Hua Ying sonrió con picardía y le dio unas palmaditas en los hombros a Zi Mei. —Ve a sentarte entre sus piernas.

Zi Mei, que respiraba hondo ahora que Lin Feng por fin había soltado su rendija, se sintió aliviada, pero por dentro también sintió una pequeña decepción. En realidad, le había gustado más de lo que pensaba.

Cuando oyó a Hua Ying, tartamudeó: —¿P-por qué ahí?

—No hagas preguntas o te dejaremos fuera de lo que va a pasar. Ahora, ve… —Hua Ying la empujó, y Zi Mei, aunque reacia, se subió a la cama y se colocó entre las piernas de Lin Feng.

—Bien, todas podemos sentarnos a los lados. Vengan —dijo Hua Ying mientras se subía a un lado. Las demás finalmente comprendieron sus intenciones y la siguieron.

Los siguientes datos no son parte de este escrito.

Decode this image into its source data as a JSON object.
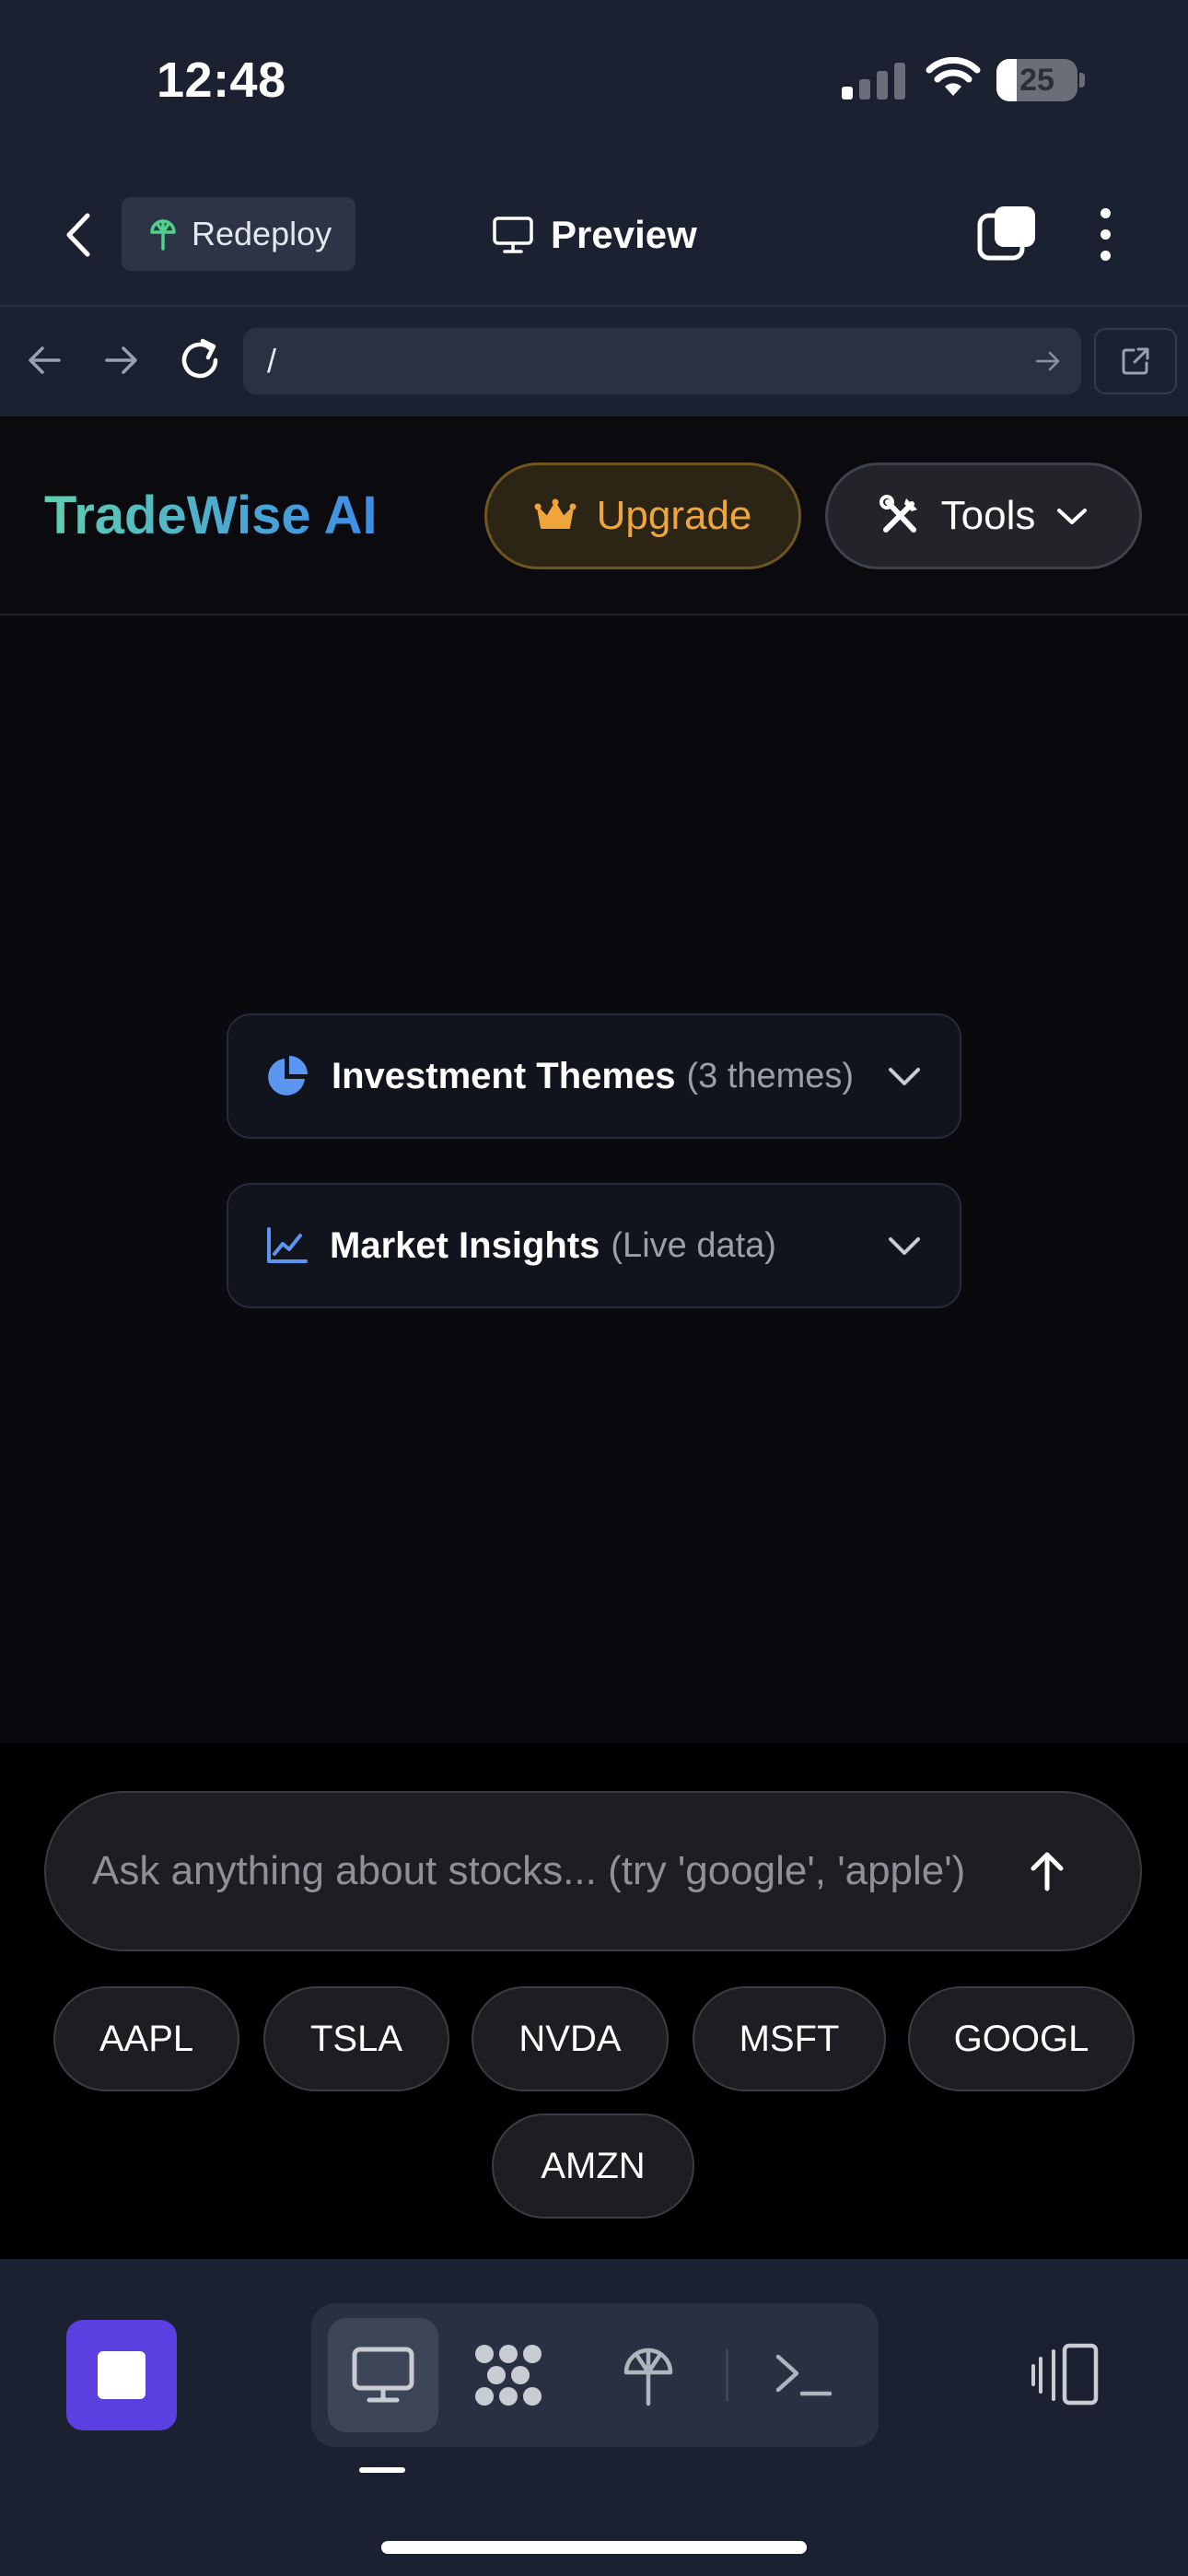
{
  "status_bar": {
    "time": "12:48",
    "battery_level": "25",
    "battery_fraction": 0.25
  },
  "browser_chrome": {
    "redeploy_label": "Redeploy",
    "preview_label": "Preview",
    "url": "/"
  },
  "app": {
    "brand": "TradeWise AI",
    "upgrade_label": "Upgrade",
    "tools_label": "Tools",
    "cards": [
      {
        "title": "Investment Themes",
        "subtitle": "(3 themes)",
        "icon": "pie-chart-icon"
      },
      {
        "title": "Market Insights",
        "subtitle": "(Live data)",
        "icon": "line-chart-icon"
      }
    ],
    "chat": {
      "placeholder": "Ask anything about stocks... (try 'google', 'apple')",
      "tickers": [
        "AAPL",
        "TSLA",
        "NVDA",
        "MSFT",
        "GOOGL",
        "AMZN"
      ]
    }
  },
  "toolbar": {
    "modes": [
      "desktop-preview-icon",
      "workflows-icon",
      "deploy-icon",
      "terminal-icon"
    ],
    "active_mode": "desktop-preview-icon"
  },
  "colors": {
    "chrome_bg": "#1b2131",
    "app_bg": "#0a0a0e",
    "accent_purple": "#5b3fe0",
    "upgrade_orange": "#f0a53a",
    "icon_blue": "#5b95f0",
    "brand_gradient_start": "#5fcfb0",
    "brand_gradient_end": "#3d8ce8"
  }
}
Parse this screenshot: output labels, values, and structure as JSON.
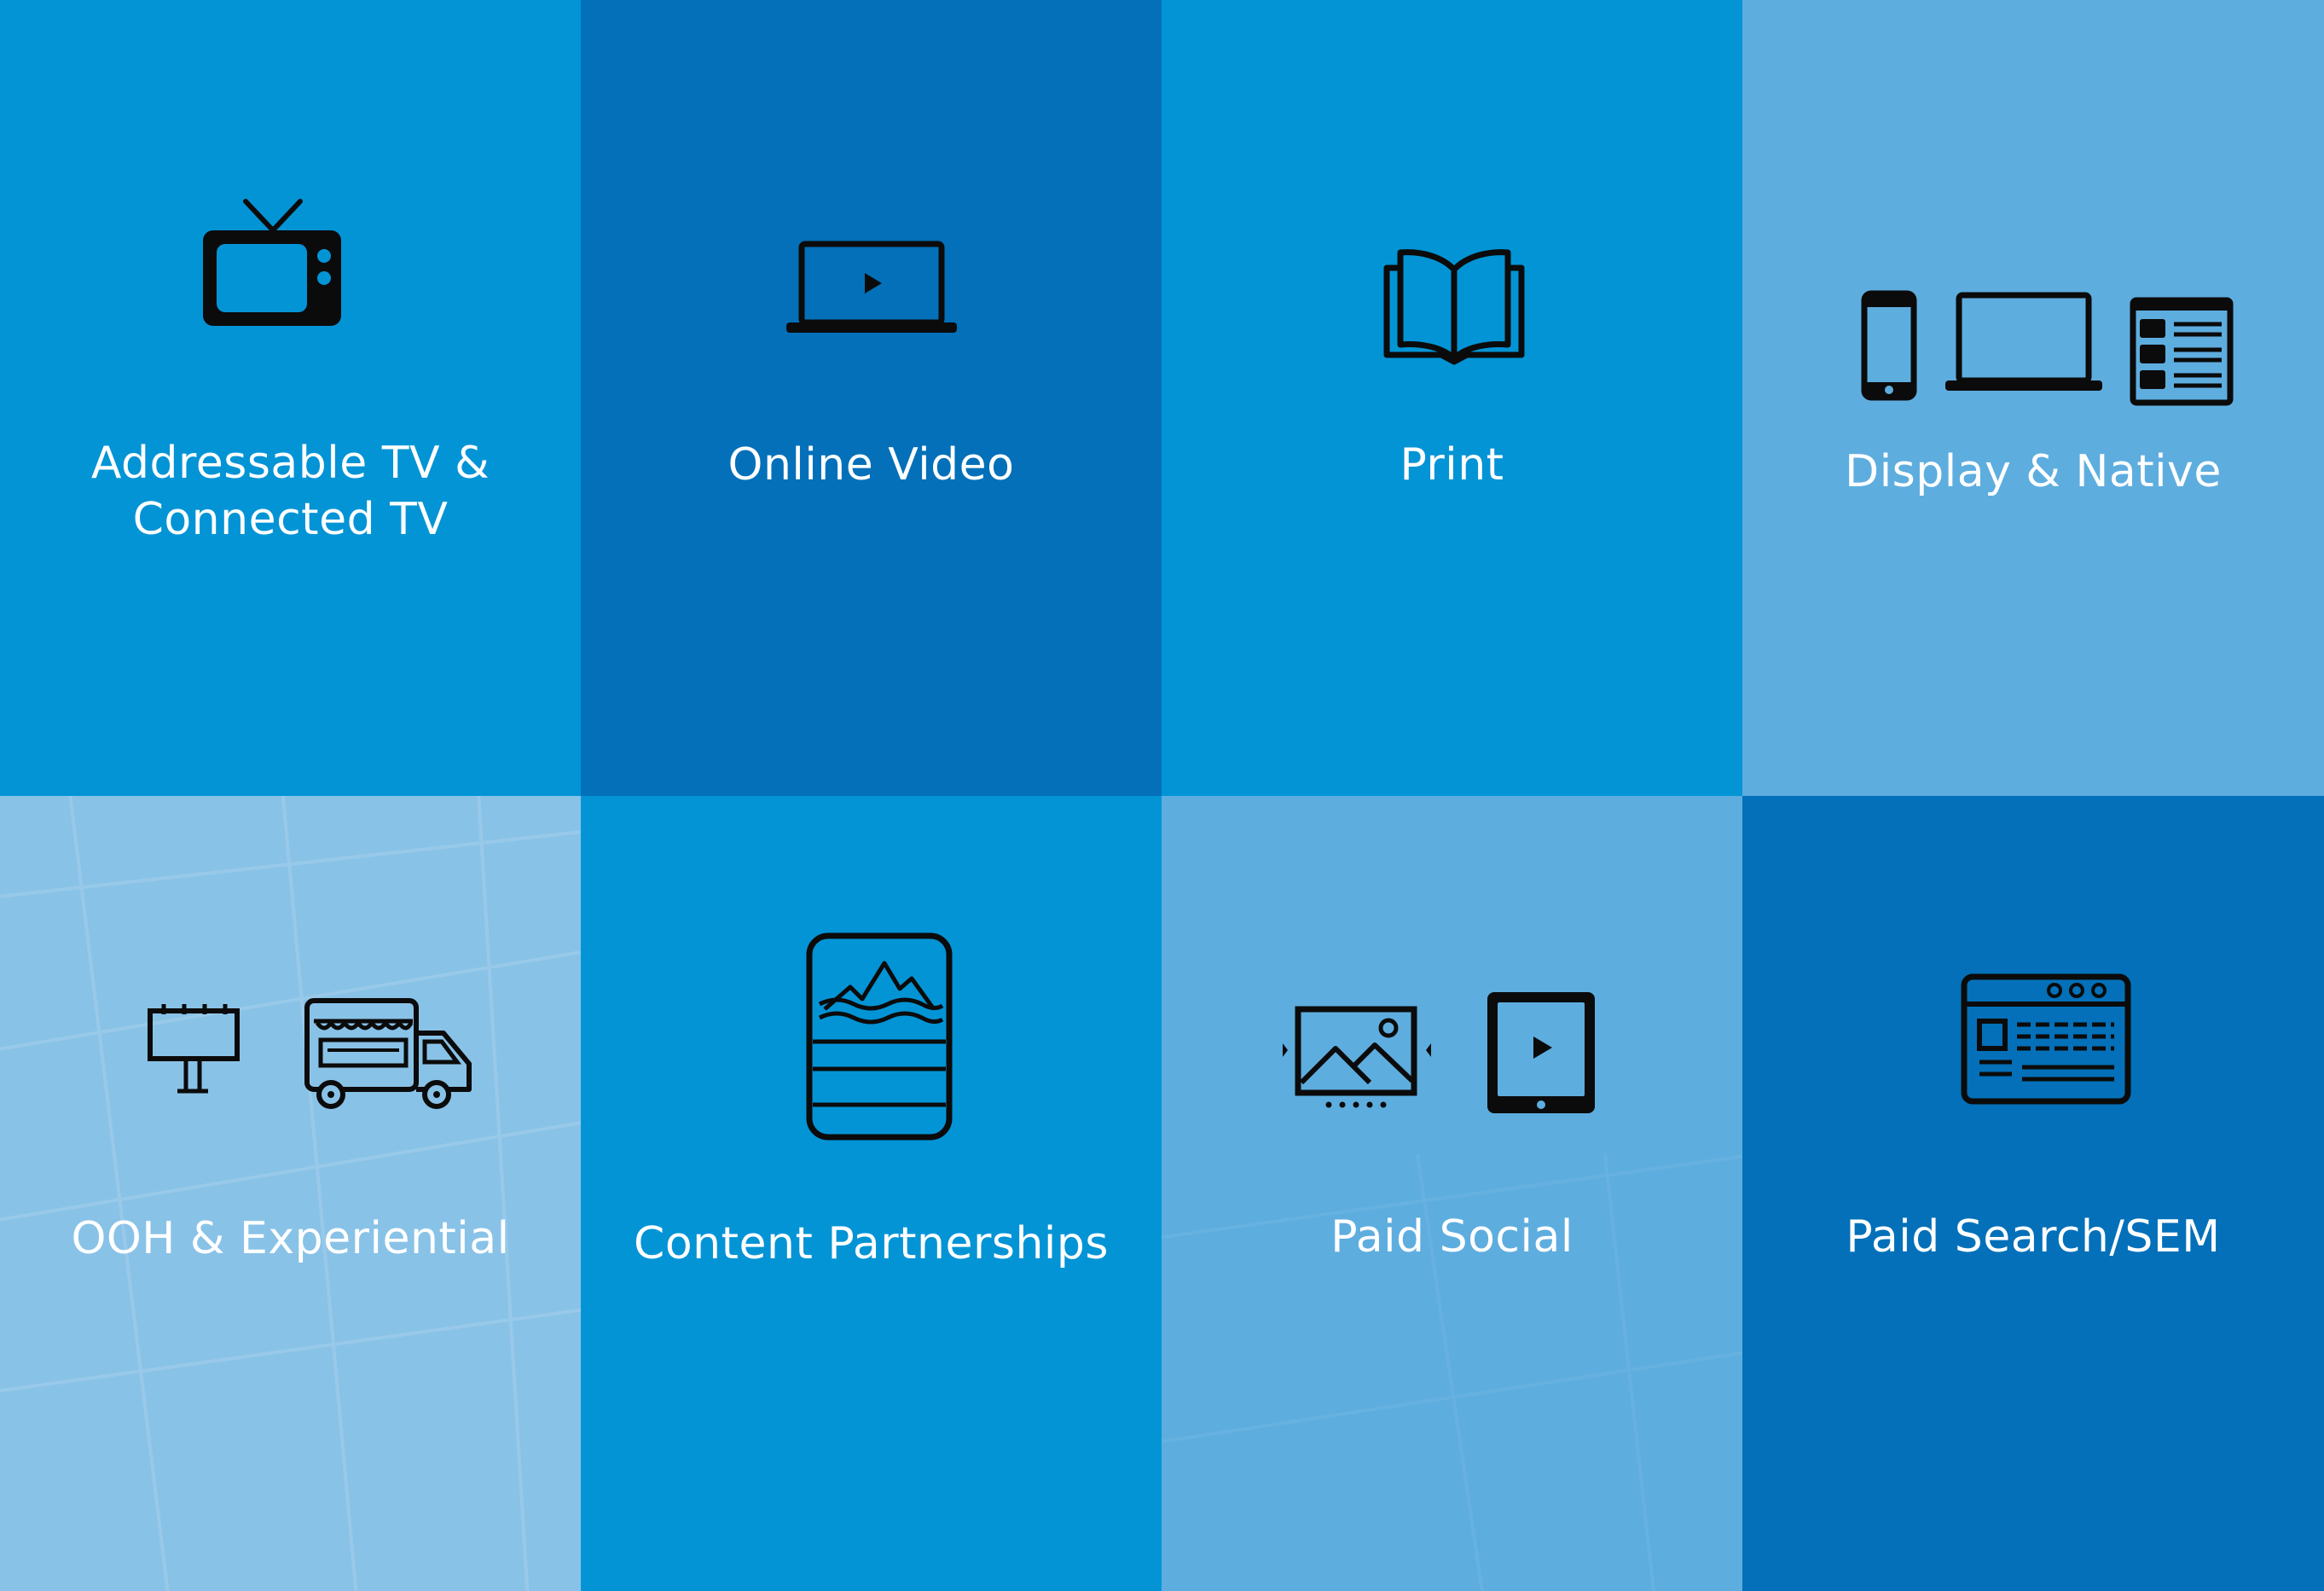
{
  "colors": {
    "medium_blue": "#0394d6",
    "dark_blue": "#0370b9",
    "light_blue": "#5eaddf",
    "pale_blue": "#89c2e7",
    "icon": "#0b0b0b",
    "text": "#ffffff"
  },
  "tiles": [
    {
      "label": "Addressable TV &\nConnected TV",
      "icon": "tv-icon"
    },
    {
      "label": "Online Video",
      "icon": "laptop-video-icon"
    },
    {
      "label": "Print",
      "icon": "open-book-icon"
    },
    {
      "label": "Display & Native",
      "icon": "devices-icon"
    },
    {
      "label": "OOH & Experiential",
      "icon": "billboard-truck-icon"
    },
    {
      "label": "Content Partnerships",
      "icon": "article-tablet-icon"
    },
    {
      "label": "Paid Social",
      "icon": "image-video-icon"
    },
    {
      "label": "Paid Search/SEM",
      "icon": "browser-icon"
    }
  ]
}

En un minuto, Lin Feng estaba cubierto por sus tías desde todas las direcciones, y todas ellas miraban a su dragón.

Lin Feng las miró con intensa lujuria. Sería un espectáculo digno de ver lo que estaba a punto de suceder.

—Bueno, pues voy yo primero —dijo Xuan Lian, y de inmediato acercó su boca a la ya resbaladiza verga y la tomó en su boca…

—No tardes mucho… las demás también tienen sed~ —dijo Hua Ying mientras agarraba los dos sacos yang que colgaban bajo el miembro.

—Hn… —gruñó Lin Feng de placer, pero mantuvo los ojos abiertos, observando la expresión de su tía Lian mientras le chupaba la virilidad. Aquello le producía una satisfacción intensa.

Xuan Lian chupó durante un rato antes de soltarla. —Adelante. Si dudan, la devoraré de nuevo —dijo mientras se lamía los labios, donde una pequeña cantidad de pre-esencia se había esparcido cuando la soltó.

Bai Ning ya estaba ansiosa, así que fue a por ella. Primero la agarró antes de alinearla con sus labios. El fuerte aroma masculino la golpeó al acercarse, pero sin dudarlo mucho, separó los labios y la introdujo en su boca. Solo con la hinchada cabeza se le llenó la boca, y cuando el sabor de la pre-esencia le llegó a la lengua, la chupó instintivamente mientras tragaba… realmente le gustaba.